Ich weiß nicht, wie es Dir geht, aber wenn ich etwas im Internet bestelle, lege ich großen Wert auf die Meinung von Menschen, die das Produkt bereits gekauft haben. Auf Amazon beispielsweise lese ich mir selten die Produktbeschreibung des Anbieters durch, sondern scrolle gleich zu den Rezensionen. Diese bieten mir eine gute Orientierung und unterstützen mich bei meiner Kaufentscheidung. Und auch der Anbieter hat etwas davon: Er lernt, was seinen Kunden am Produkt gefällt und was nicht.

Wie aber sieht dieser Bewertungsprozess im Journalismus aus?
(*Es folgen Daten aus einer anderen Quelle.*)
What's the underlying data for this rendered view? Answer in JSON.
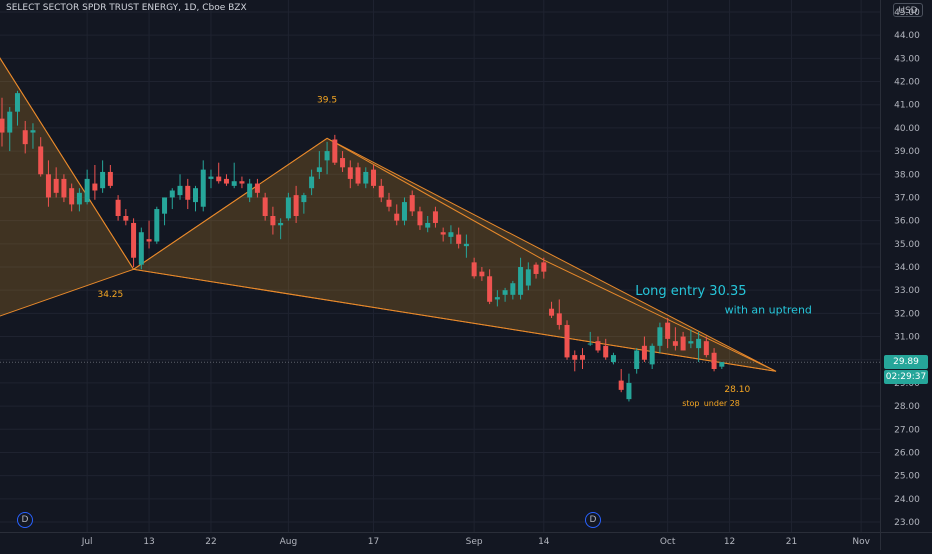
{
  "symbol_title": "SELECT SECTOR SPDR TRUST ENERGY, 1D, Cboe BZX",
  "currency": "USD",
  "last_price": "29.89",
  "countdown": "02:29:37",
  "colors": {
    "up": "#26a69a",
    "down": "#ef5350",
    "pattern_fill": "#f5a623",
    "pattern_line": "#e8892b",
    "text_orange": "#f5a623",
    "text_teal": "#26c6da",
    "axis_text": "#b2b5be",
    "grid": "#1f2330",
    "price_line": "#5d606b"
  },
  "event_markers": [
    "D",
    "D"
  ],
  "chart_data": {
    "type": "candlestick",
    "x_ticks": [
      "Jul",
      "13",
      "22",
      "Aug",
      "17",
      "Sep",
      "14",
      "Oct",
      "12",
      "21",
      "Nov"
    ],
    "y_ticks": [
      "23.00",
      "24.00",
      "25.00",
      "26.00",
      "27.00",
      "28.00",
      "29.00",
      "30.00",
      "31.00",
      "32.00",
      "33.00",
      "34.00",
      "35.00",
      "36.00",
      "37.00",
      "38.00",
      "39.00",
      "40.00",
      "41.00",
      "42.00",
      "43.00",
      "44.00",
      "45.00"
    ],
    "ylim": [
      22.7,
      45.3
    ],
    "grid": true,
    "candles": [
      {
        "o": 40.4,
        "h": 41.3,
        "l": 39.2,
        "c": 39.8
      },
      {
        "o": 39.8,
        "h": 40.9,
        "l": 39.0,
        "c": 40.7
      },
      {
        "o": 40.7,
        "h": 41.6,
        "l": 40.1,
        "c": 41.5
      },
      {
        "o": 39.9,
        "h": 40.3,
        "l": 38.9,
        "c": 39.3
      },
      {
        "o": 39.8,
        "h": 40.2,
        "l": 39.1,
        "c": 39.9
      },
      {
        "o": 39.2,
        "h": 39.6,
        "l": 37.9,
        "c": 38.0
      },
      {
        "o": 38.0,
        "h": 38.6,
        "l": 36.6,
        "c": 37.0
      },
      {
        "o": 37.8,
        "h": 38.3,
        "l": 37.0,
        "c": 37.2
      },
      {
        "o": 37.8,
        "h": 38.0,
        "l": 36.8,
        "c": 37.0
      },
      {
        "o": 37.4,
        "h": 37.6,
        "l": 36.4,
        "c": 36.7
      },
      {
        "o": 36.7,
        "h": 37.4,
        "l": 36.4,
        "c": 37.2
      },
      {
        "o": 36.8,
        "h": 38.2,
        "l": 36.7,
        "c": 37.8
      },
      {
        "o": 37.6,
        "h": 38.4,
        "l": 36.9,
        "c": 37.3
      },
      {
        "o": 37.4,
        "h": 38.6,
        "l": 37.2,
        "c": 38.1
      },
      {
        "o": 38.1,
        "h": 38.4,
        "l": 37.4,
        "c": 37.5
      },
      {
        "o": 36.9,
        "h": 37.1,
        "l": 36.0,
        "c": 36.2
      },
      {
        "o": 36.2,
        "h": 36.5,
        "l": 35.8,
        "c": 36.0
      },
      {
        "o": 35.9,
        "h": 36.1,
        "l": 34.0,
        "c": 34.4
      },
      {
        "o": 34.1,
        "h": 35.7,
        "l": 33.9,
        "c": 35.5
      },
      {
        "o": 35.2,
        "h": 36.0,
        "l": 34.8,
        "c": 35.1
      },
      {
        "o": 35.1,
        "h": 36.6,
        "l": 35.0,
        "c": 36.5
      },
      {
        "o": 36.3,
        "h": 37.0,
        "l": 35.8,
        "c": 37.0
      },
      {
        "o": 37.0,
        "h": 37.4,
        "l": 36.5,
        "c": 37.3
      },
      {
        "o": 37.1,
        "h": 38.0,
        "l": 36.9,
        "c": 37.5
      },
      {
        "o": 37.5,
        "h": 37.8,
        "l": 36.5,
        "c": 36.9
      },
      {
        "o": 36.8,
        "h": 37.5,
        "l": 36.4,
        "c": 37.4
      },
      {
        "o": 36.6,
        "h": 38.6,
        "l": 36.4,
        "c": 38.2
      },
      {
        "o": 37.8,
        "h": 38.2,
        "l": 37.4,
        "c": 37.9
      },
      {
        "o": 37.9,
        "h": 38.5,
        "l": 37.6,
        "c": 37.7
      },
      {
        "o": 37.8,
        "h": 38.0,
        "l": 37.5,
        "c": 37.6
      },
      {
        "o": 37.5,
        "h": 38.5,
        "l": 37.4,
        "c": 37.7
      },
      {
        "o": 37.7,
        "h": 37.9,
        "l": 37.4,
        "c": 37.6
      },
      {
        "o": 37.0,
        "h": 37.8,
        "l": 36.8,
        "c": 37.6
      },
      {
        "o": 37.6,
        "h": 37.8,
        "l": 37.0,
        "c": 37.2
      },
      {
        "o": 37.0,
        "h": 37.2,
        "l": 36.0,
        "c": 36.2
      },
      {
        "o": 36.2,
        "h": 36.6,
        "l": 35.4,
        "c": 35.8
      },
      {
        "o": 35.8,
        "h": 36.1,
        "l": 35.2,
        "c": 35.9
      },
      {
        "o": 36.1,
        "h": 37.2,
        "l": 36.0,
        "c": 37.0
      },
      {
        "o": 37.1,
        "h": 37.5,
        "l": 35.9,
        "c": 36.2
      },
      {
        "o": 36.8,
        "h": 37.2,
        "l": 36.3,
        "c": 37.1
      },
      {
        "o": 37.4,
        "h": 38.2,
        "l": 37.1,
        "c": 37.9
      },
      {
        "o": 38.1,
        "h": 39.0,
        "l": 37.8,
        "c": 38.3
      },
      {
        "o": 38.6,
        "h": 39.4,
        "l": 38.0,
        "c": 39.0
      },
      {
        "o": 39.5,
        "h": 39.7,
        "l": 38.4,
        "c": 38.5
      },
      {
        "o": 38.7,
        "h": 39.0,
        "l": 38.1,
        "c": 38.3
      },
      {
        "o": 38.3,
        "h": 38.6,
        "l": 37.4,
        "c": 37.8
      },
      {
        "o": 38.3,
        "h": 38.5,
        "l": 37.5,
        "c": 37.6
      },
      {
        "o": 37.6,
        "h": 38.3,
        "l": 37.4,
        "c": 38.1
      },
      {
        "o": 38.2,
        "h": 38.4,
        "l": 37.4,
        "c": 37.5
      },
      {
        "o": 37.5,
        "h": 37.8,
        "l": 36.8,
        "c": 37.0
      },
      {
        "o": 36.9,
        "h": 37.2,
        "l": 36.4,
        "c": 36.6
      },
      {
        "o": 36.3,
        "h": 36.7,
        "l": 35.8,
        "c": 36.0
      },
      {
        "o": 36.0,
        "h": 37.0,
        "l": 35.8,
        "c": 36.8
      },
      {
        "o": 37.1,
        "h": 37.3,
        "l": 36.2,
        "c": 36.4
      },
      {
        "o": 36.4,
        "h": 36.6,
        "l": 35.6,
        "c": 35.8
      },
      {
        "o": 35.7,
        "h": 36.2,
        "l": 35.5,
        "c": 35.9
      },
      {
        "o": 36.4,
        "h": 36.6,
        "l": 35.7,
        "c": 35.9
      },
      {
        "o": 35.5,
        "h": 35.7,
        "l": 35.1,
        "c": 35.4
      },
      {
        "o": 35.3,
        "h": 35.8,
        "l": 35.0,
        "c": 35.5
      },
      {
        "o": 35.4,
        "h": 35.7,
        "l": 34.8,
        "c": 35.0
      },
      {
        "o": 34.9,
        "h": 35.4,
        "l": 34.4,
        "c": 35.0
      },
      {
        "o": 34.2,
        "h": 34.4,
        "l": 33.5,
        "c": 33.6
      },
      {
        "o": 33.8,
        "h": 34.0,
        "l": 33.4,
        "c": 33.6
      },
      {
        "o": 33.6,
        "h": 33.9,
        "l": 32.4,
        "c": 32.5
      },
      {
        "o": 32.6,
        "h": 33.0,
        "l": 32.3,
        "c": 32.7
      },
      {
        "o": 32.8,
        "h": 33.1,
        "l": 32.5,
        "c": 33.0
      },
      {
        "o": 32.8,
        "h": 33.4,
        "l": 32.6,
        "c": 33.3
      },
      {
        "o": 32.8,
        "h": 34.4,
        "l": 32.6,
        "c": 34.0
      },
      {
        "o": 33.2,
        "h": 34.2,
        "l": 33.0,
        "c": 33.9
      },
      {
        "o": 34.1,
        "h": 34.2,
        "l": 33.5,
        "c": 33.7
      },
      {
        "o": 34.2,
        "h": 34.4,
        "l": 33.5,
        "c": 33.8
      },
      {
        "o": 32.2,
        "h": 32.5,
        "l": 31.8,
        "c": 31.9
      },
      {
        "o": 32.0,
        "h": 32.6,
        "l": 31.3,
        "c": 31.5
      },
      {
        "o": 31.5,
        "h": 31.7,
        "l": 30.0,
        "c": 30.1
      },
      {
        "o": 30.2,
        "h": 30.4,
        "l": 29.5,
        "c": 30.0
      },
      {
        "o": 30.2,
        "h": 30.5,
        "l": 29.6,
        "c": 30.0
      },
      {
        "o": 30.7,
        "h": 31.2,
        "l": 30.6,
        "c": 30.7
      },
      {
        "o": 30.8,
        "h": 31.0,
        "l": 30.3,
        "c": 30.4
      },
      {
        "o": 30.6,
        "h": 30.9,
        "l": 30.0,
        "c": 30.1
      },
      {
        "o": 29.9,
        "h": 30.3,
        "l": 29.8,
        "c": 30.2
      },
      {
        "o": 29.1,
        "h": 29.6,
        "l": 28.6,
        "c": 28.7
      },
      {
        "o": 28.3,
        "h": 29.4,
        "l": 28.2,
        "c": 29.0
      },
      {
        "o": 29.6,
        "h": 30.5,
        "l": 29.4,
        "c": 30.4
      },
      {
        "o": 30.6,
        "h": 31.0,
        "l": 29.9,
        "c": 30.0
      },
      {
        "o": 29.8,
        "h": 30.7,
        "l": 29.6,
        "c": 30.6
      },
      {
        "o": 30.6,
        "h": 31.6,
        "l": 30.3,
        "c": 31.4
      },
      {
        "o": 31.6,
        "h": 31.8,
        "l": 30.5,
        "c": 30.9
      },
      {
        "o": 30.8,
        "h": 31.4,
        "l": 30.4,
        "c": 30.6
      },
      {
        "o": 31.0,
        "h": 31.2,
        "l": 30.4,
        "c": 30.4
      },
      {
        "o": 30.7,
        "h": 31.3,
        "l": 30.5,
        "c": 30.8
      },
      {
        "o": 30.5,
        "h": 31.2,
        "l": 29.9,
        "c": 30.9
      },
      {
        "o": 30.8,
        "h": 31.0,
        "l": 30.1,
        "c": 30.2
      },
      {
        "o": 30.3,
        "h": 30.5,
        "l": 29.5,
        "c": 29.6
      },
      {
        "o": 29.7,
        "h": 29.9,
        "l": 29.6,
        "c": 29.9
      }
    ],
    "pattern_points": [
      {
        "i": -1,
        "p": 43.4
      },
      {
        "i": -1,
        "p": 31.8
      },
      {
        "i": 17,
        "p": 33.9
      },
      {
        "i": 42,
        "p": 39.55
      },
      {
        "i": 70,
        "p": 34.3
      },
      {
        "i": 100,
        "p": 29.5
      }
    ],
    "annotations": [
      {
        "text": "39.5",
        "i": 42,
        "p": 41.1,
        "style": "orange"
      },
      {
        "text": "34.25",
        "i": 14,
        "p": 32.7,
        "style": "orange"
      },
      {
        "text": "28.10",
        "i": 95,
        "p": 28.6,
        "style": "orange"
      },
      {
        "text": "stop",
        "i": 89,
        "p": 28.0,
        "style": "orange-small"
      },
      {
        "text": "under 28",
        "i": 93,
        "p": 28.0,
        "style": "orange-small"
      },
      {
        "text": "Long entry 30.35",
        "i": 89,
        "p": 32.8,
        "style": "teal-large"
      },
      {
        "text": "with an uptrend",
        "i": 99,
        "p": 32.0,
        "style": "teal"
      }
    ]
  }
}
Kann man einen Artikel genauso bewerten wie zum Beispiel eine Saftpresse im Onlineshop?

Wie Leser online Journalismus bewerten können

Besonders im Onlinejournalismus bieten sich zahlreiche Möglichkeiten, um mit den Lesern interagieren zu können. Als Journalist kann man sich schnelles Feedback zu den eigenen Artikeln einholen. Social-Media-Buttons und Bewertungysymbole in Form von Daumen oder Herzen sind in der Regel bereits in das Layout der Artikelansicht eingebunden. So kann der Leser direkt mitteilen, ob ihm der journalistische Text gefällt und/oder ob er ihn "teilenswert" findet. Dabei gibt es mehrere Formen, in denen ein Leser sein (Des-)Interesse mitteilen kann. Ich habe die wichtigsten einmal zusammengetragen und wie sie jeweils als Feedback ausgewertet bzw. genutzt werden können.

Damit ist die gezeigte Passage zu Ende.